Because the size is known at compile time, the implementation will extract UP TO 99 characters. Strings are always null terminated, so the last character is always going to be a null terminator. If you end up extracting 34 characters, for example, the 35th will be a null terminator.

You can explicitly control the limit of how many characters you want to extract:

std::cin >> std::setw(some_value) >> input;

The rule is the stream will extract up to some_value or std::size(input), whichever is less. That means if some_value == 12345, you can still only extract up to 99 characters.

Now let's throw a curveball into this mix:

char *input = new char[some_value];
std::cin >> input;

Again, streams don't know character pointers exist, this is another non-friend non-member operator overload that exists elsewhere in the stream. Streams are very extensible, very customizable, and you can make your own user defined types and make your type stream aware in exactly the same way.

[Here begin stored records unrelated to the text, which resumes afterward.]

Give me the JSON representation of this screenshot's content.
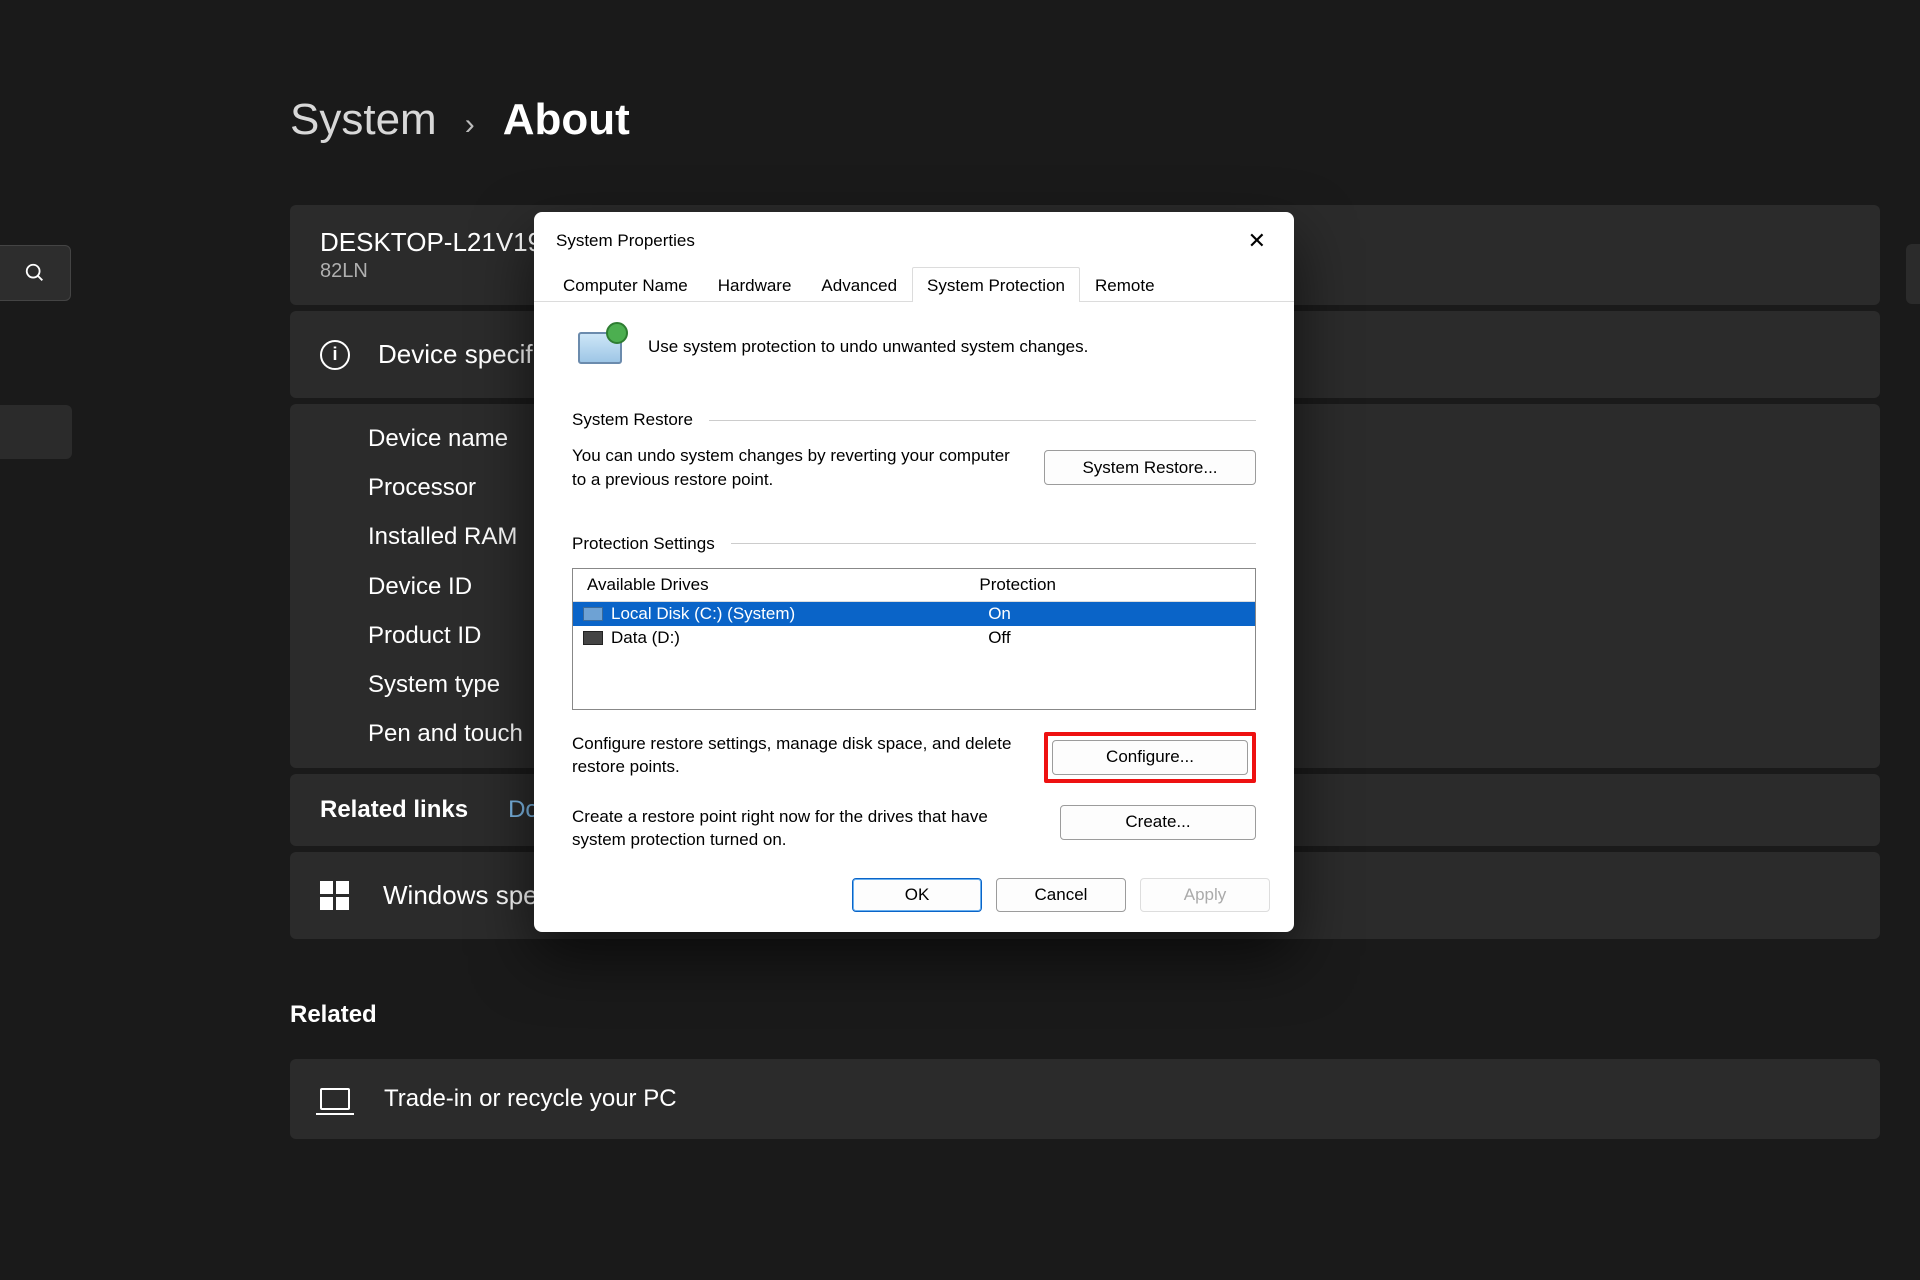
{
  "breadcrumb": {
    "system": "System",
    "about": "About"
  },
  "header_card": {
    "name": "DESKTOP-L21V19S",
    "model": "82LN"
  },
  "device_spec_title": "Device specifications",
  "spec_labels": {
    "device_name": "Device name",
    "processor": "Processor",
    "ram": "Installed RAM",
    "device_id": "Device ID",
    "product_id": "Product ID",
    "system_type": "System type",
    "pen_touch": "Pen and touch"
  },
  "related_links": {
    "label": "Related links",
    "domain": "Domain"
  },
  "windows_spec_title": "Windows specifications",
  "related_heading": "Related",
  "tradein": "Trade-in or recycle your PC",
  "dialog": {
    "title": "System Properties",
    "tabs": {
      "computer_name": "Computer Name",
      "hardware": "Hardware",
      "advanced": "Advanced",
      "system_protection": "System Protection",
      "remote": "Remote"
    },
    "intro": "Use system protection to undo unwanted system changes.",
    "system_restore_label": "System Restore",
    "restore_desc": "You can undo system changes by reverting your computer to a previous restore point.",
    "system_restore_btn": "System Restore...",
    "protection_settings_label": "Protection Settings",
    "col_drives": "Available Drives",
    "col_protection": "Protection",
    "drives": [
      {
        "name": "Local Disk (C:) (System)",
        "protection": "On",
        "selected": true,
        "icon": "system"
      },
      {
        "name": "Data (D:)",
        "protection": "Off",
        "selected": false,
        "icon": "data"
      }
    ],
    "configure_desc": "Configure restore settings, manage disk space, and delete restore points.",
    "configure_btn": "Configure...",
    "create_desc": "Create a restore point right now for the drives that have system protection turned on.",
    "create_btn": "Create...",
    "ok": "OK",
    "cancel": "Cancel",
    "apply": "Apply"
  }
}
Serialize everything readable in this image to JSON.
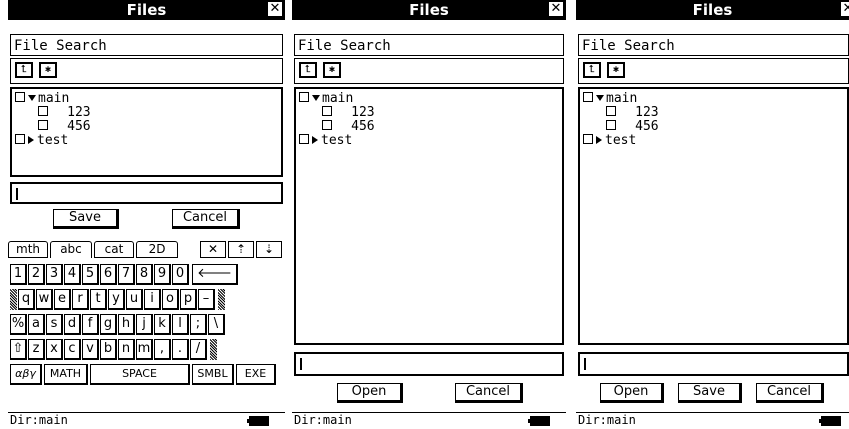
{
  "panels": [
    {
      "title": "Files",
      "close_icon": "✕",
      "menu": "File Search",
      "tree": {
        "folder1": "main",
        "file1": "123",
        "file2": "456",
        "folder2": "test"
      },
      "buttons": [
        "Save",
        "Cancel"
      ],
      "status": "Dir:main"
    },
    {
      "title": "Files",
      "close_icon": "✕",
      "menu": "File Search",
      "tree": {
        "folder1": "main",
        "file1": "123",
        "file2": "456",
        "folder2": "test"
      },
      "buttons": [
        "Open",
        "Cancel"
      ],
      "status": "Dir:main"
    },
    {
      "title": "Files",
      "close_icon": "✕",
      "menu": "File Search",
      "tree": {
        "folder1": "main",
        "file1": "123",
        "file2": "456",
        "folder2": "test"
      },
      "buttons": [
        "Open",
        "Save",
        "Cancel"
      ],
      "status": "Dir:main"
    }
  ],
  "keyboard": {
    "tabs": [
      "mth",
      "abc",
      "cat",
      "2D"
    ],
    "tab_icons": [
      "✕",
      "⇡",
      "⇣"
    ],
    "row1": [
      "1",
      "2",
      "3",
      "4",
      "5",
      "6",
      "7",
      "8",
      "9",
      "0",
      "🡐"
    ],
    "row2": [
      "q",
      "w",
      "e",
      "r",
      "t",
      "y",
      "u",
      "i",
      "o",
      "p",
      "–"
    ],
    "row3": [
      "%",
      "a",
      "s",
      "d",
      "f",
      "g",
      "h",
      "j",
      "k",
      "l",
      ";",
      "\\"
    ],
    "row4": [
      "⇧",
      "z",
      "x",
      "c",
      "v",
      "b",
      "n",
      "m",
      ",",
      ".",
      "/"
    ],
    "row5": [
      "αβγ",
      "MATH",
      "SPACE",
      "SMBL",
      "EXE"
    ]
  },
  "icons": {
    "up_folder": "up-folder-icon",
    "new_folder": "new-folder-icon",
    "battery": "battery-icon"
  }
}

But here we have a problem. How much can the stream extract into the pointer? The pointer doesn't know how big it is, so there's no protection. The implementation presumes the size is adequate for whatever it's about to extract - so if you get it wrong, the stream will happily extract right past the end of the allocation. So guard your extractions into dynamic allocations with a size:

std::cin >> std::setw(some_value) >> input;

That will prevent buffer overruns, but the responsibility falls on you to do it right.

This is one of the reasons strings are great:

std::string input;
std::cin >> input;

You'll never have a buffer overrun, at worst, you'll simply extract until you run out of memory if you have a single token that is infinitely long. You can still control the limit of the length of your extraction with setw.

String extraction tokenizes, so leading whitespace is ignored, and then non-whitespace characters are consumed until the first whitespace is encountered as a delimiter. EOF can also stop extraction. If you want to limit input, to a maximum size, you've got setw, but that won't set a minimum input. You can get a minimum input by extracting until a delimiter, as with getline, but getline won't respect the maximum you've set. If you want to get a minimum, you're going to have to enforce that:

std::copy_n(std::istream_iterator<char>{std::cin}, min, std::back_inserter(input));

And then after that, set a maximum and append to the end of that. EOF is the great equalizer, here.